For ‘Napoleon,’ Finishing the Hats

For ‘Napoleon,’ Finishing the Hats

Costume designer David Crossman, known for his expertise in creating military wear, faced a unique challenge when tasked with designing the hats for the movie “Napoleon,” directed by Ridley Scott and featuring Joaquin Phoenix. Phoenix, a vegan, does not wear animal products, which meant that traditional materials like wool felt could not be used. Despite this limitation, Crossman found a solution: a fabric made from tree bark originating in Uganda. This fabric provided the perfect texture for the hats and was a welcome relief for Crossman, who had initially worried about using synthetic materials.

To ensure accuracy, Crossman conducted thorough research, examining original Napoleon hats from private collections and the Musée de l’Armée in Paris. Despite the unconventional materials used, Phoenix’s hats were true to size, and the production was able to move forward.

Throughout the film, Phoenix dons a variety of bicorns, each reflecting different stages of Napoleon’s rise to power. From a simple hat worn during his early days as an officer to more opulent designs as he becomes emperor, each hat is carefully designed to convey the evolution of the character.

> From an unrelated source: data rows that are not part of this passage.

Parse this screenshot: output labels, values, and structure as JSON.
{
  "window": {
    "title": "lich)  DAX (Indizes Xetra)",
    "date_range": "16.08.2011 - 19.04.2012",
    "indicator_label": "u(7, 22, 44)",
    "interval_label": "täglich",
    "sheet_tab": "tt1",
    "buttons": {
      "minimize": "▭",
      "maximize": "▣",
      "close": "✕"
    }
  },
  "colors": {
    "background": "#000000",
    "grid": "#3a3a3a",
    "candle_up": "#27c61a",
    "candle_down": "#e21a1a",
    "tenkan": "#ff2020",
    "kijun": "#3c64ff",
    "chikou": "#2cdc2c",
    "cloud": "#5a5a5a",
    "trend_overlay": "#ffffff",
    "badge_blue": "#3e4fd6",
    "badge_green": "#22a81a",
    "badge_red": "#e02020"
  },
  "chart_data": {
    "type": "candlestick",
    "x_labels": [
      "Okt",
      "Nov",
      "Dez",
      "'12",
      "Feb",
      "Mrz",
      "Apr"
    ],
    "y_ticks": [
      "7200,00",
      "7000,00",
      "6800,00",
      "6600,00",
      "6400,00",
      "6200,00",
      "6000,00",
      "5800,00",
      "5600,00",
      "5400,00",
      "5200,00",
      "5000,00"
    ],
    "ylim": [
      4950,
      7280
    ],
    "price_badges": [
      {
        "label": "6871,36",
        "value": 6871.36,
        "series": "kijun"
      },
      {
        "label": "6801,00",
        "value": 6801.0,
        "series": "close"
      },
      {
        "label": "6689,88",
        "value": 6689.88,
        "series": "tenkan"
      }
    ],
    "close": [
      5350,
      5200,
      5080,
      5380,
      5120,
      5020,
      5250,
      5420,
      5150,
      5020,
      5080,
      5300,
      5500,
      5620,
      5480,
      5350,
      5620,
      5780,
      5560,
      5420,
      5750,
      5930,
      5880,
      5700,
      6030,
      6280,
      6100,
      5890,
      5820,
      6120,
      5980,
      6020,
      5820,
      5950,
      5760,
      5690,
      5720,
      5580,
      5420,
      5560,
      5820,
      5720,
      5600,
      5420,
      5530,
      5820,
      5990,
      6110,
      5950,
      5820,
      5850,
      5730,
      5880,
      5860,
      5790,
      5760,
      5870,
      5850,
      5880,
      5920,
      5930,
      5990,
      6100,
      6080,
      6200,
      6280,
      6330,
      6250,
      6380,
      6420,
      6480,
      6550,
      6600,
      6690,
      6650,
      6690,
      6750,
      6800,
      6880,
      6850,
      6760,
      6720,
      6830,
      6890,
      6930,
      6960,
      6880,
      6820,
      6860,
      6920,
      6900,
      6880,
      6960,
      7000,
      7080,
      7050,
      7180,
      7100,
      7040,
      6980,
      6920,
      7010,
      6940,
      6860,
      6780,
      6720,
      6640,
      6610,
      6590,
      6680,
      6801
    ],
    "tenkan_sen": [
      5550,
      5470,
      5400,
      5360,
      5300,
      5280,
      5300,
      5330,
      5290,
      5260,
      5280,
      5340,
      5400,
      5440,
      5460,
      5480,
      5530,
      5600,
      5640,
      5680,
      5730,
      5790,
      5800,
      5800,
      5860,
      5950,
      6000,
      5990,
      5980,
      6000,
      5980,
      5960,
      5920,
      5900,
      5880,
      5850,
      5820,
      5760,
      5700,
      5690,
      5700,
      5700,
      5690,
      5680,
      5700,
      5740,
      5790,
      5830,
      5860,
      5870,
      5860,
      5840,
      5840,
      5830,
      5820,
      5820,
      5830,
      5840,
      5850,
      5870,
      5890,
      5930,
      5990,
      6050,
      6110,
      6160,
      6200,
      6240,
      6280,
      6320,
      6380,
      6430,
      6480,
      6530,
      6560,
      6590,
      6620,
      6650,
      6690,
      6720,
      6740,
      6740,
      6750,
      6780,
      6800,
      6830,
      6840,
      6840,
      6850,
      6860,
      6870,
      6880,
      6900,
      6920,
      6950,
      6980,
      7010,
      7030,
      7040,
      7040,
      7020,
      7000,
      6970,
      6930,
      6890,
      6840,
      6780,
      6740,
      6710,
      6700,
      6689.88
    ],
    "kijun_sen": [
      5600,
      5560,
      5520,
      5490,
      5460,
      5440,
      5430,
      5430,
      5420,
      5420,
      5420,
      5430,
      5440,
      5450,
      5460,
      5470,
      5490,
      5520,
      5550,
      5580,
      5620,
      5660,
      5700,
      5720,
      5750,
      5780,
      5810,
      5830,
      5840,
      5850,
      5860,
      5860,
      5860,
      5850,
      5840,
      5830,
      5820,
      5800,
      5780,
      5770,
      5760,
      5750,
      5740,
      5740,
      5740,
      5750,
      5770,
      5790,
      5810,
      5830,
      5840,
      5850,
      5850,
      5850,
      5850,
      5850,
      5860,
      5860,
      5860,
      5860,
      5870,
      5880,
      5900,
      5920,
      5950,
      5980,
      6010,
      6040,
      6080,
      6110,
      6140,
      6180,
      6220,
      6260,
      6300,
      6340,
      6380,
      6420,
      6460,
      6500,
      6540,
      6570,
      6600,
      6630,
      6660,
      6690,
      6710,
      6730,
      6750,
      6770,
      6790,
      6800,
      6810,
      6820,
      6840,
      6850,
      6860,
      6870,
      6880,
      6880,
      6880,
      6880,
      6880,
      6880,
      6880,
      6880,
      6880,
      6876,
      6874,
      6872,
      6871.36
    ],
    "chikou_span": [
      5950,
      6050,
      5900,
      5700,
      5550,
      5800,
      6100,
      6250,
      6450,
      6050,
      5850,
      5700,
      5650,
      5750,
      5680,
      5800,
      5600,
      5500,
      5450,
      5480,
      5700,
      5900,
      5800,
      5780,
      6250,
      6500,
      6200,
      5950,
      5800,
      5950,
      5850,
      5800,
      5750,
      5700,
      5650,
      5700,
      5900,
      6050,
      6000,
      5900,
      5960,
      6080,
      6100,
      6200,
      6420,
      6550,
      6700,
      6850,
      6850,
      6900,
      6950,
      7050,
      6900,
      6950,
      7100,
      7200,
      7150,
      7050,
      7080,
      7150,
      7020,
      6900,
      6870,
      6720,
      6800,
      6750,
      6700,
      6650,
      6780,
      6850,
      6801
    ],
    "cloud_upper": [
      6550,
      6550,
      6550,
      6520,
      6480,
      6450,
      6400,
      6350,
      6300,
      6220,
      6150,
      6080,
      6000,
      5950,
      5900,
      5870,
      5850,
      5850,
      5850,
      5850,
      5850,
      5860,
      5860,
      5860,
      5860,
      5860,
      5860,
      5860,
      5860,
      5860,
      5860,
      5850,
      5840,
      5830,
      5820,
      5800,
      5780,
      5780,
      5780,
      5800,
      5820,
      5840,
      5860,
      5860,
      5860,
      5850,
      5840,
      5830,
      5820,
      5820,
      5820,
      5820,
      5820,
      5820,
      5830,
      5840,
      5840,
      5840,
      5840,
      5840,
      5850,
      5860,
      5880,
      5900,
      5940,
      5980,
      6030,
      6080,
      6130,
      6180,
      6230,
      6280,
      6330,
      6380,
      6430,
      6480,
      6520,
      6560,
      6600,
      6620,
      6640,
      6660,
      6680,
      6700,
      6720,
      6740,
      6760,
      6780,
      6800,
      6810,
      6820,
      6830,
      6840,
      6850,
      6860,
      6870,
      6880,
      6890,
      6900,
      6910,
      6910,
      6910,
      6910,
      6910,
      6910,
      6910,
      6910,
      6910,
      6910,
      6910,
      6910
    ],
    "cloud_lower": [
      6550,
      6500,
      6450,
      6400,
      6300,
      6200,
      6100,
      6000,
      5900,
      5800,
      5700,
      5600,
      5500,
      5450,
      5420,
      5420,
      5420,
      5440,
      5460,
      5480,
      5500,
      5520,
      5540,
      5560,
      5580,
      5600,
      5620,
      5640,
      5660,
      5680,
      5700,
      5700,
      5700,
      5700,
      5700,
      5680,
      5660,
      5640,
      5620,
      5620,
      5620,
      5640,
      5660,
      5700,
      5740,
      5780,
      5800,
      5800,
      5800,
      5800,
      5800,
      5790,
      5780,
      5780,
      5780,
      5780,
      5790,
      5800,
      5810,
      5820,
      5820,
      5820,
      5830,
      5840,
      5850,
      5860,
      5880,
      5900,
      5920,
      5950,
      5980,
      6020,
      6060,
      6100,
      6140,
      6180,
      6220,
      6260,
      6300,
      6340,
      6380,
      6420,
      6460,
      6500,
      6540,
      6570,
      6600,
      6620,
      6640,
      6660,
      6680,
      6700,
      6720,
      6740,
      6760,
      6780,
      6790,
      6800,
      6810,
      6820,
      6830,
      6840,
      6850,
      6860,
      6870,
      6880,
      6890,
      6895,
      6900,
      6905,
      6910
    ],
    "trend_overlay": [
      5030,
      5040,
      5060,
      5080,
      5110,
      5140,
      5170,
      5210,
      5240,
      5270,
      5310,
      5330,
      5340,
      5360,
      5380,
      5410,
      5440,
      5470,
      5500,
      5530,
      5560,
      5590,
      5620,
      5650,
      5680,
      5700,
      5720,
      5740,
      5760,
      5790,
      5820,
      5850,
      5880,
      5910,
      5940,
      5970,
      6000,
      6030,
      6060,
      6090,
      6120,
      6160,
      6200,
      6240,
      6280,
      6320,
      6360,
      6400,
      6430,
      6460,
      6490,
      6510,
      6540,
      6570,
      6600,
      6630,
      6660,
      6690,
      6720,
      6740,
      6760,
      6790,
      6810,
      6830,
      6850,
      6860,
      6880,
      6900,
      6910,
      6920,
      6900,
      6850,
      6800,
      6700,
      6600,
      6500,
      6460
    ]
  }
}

One iconic moment in the film sees Napoleon turning his hat sideways, a departure from tradition that he popularized. The plain hat he wears in this scene represents his youthful, untested days as an officer.

Another significant hat worn by Napoleon features gold detailing and reflects a period of glamour in his life, as well as his relationship with Joséphine. Despite the grandeur of the hat, Crossman wanted to portray a man at a low point, and deliberately maintained simplicity in other aspects of the character’s attire.

As Napoleon’s power solidifies, his hats grow in size and ornateness, symbolizing his political strength and establishing his unique style. The actors playing Napoleon’s generals and marshals also wear distinctive bicorns, adorned with feathers and gold details, adding to the visual richness of the film.

By staying true to historical accuracy and not compromising on the size and design of the hats, Crossman and the production team were able to authentically capture the essence of Napoleon’s iconic headwear.

The film provides a visually stunning portrayal of Napoleon’s journey, with the hats serving as powerful symbols of his evolving character and influence. Through careful attention to detail and innovative use of materials, Crossman brings a rich historical period to life on the big screen.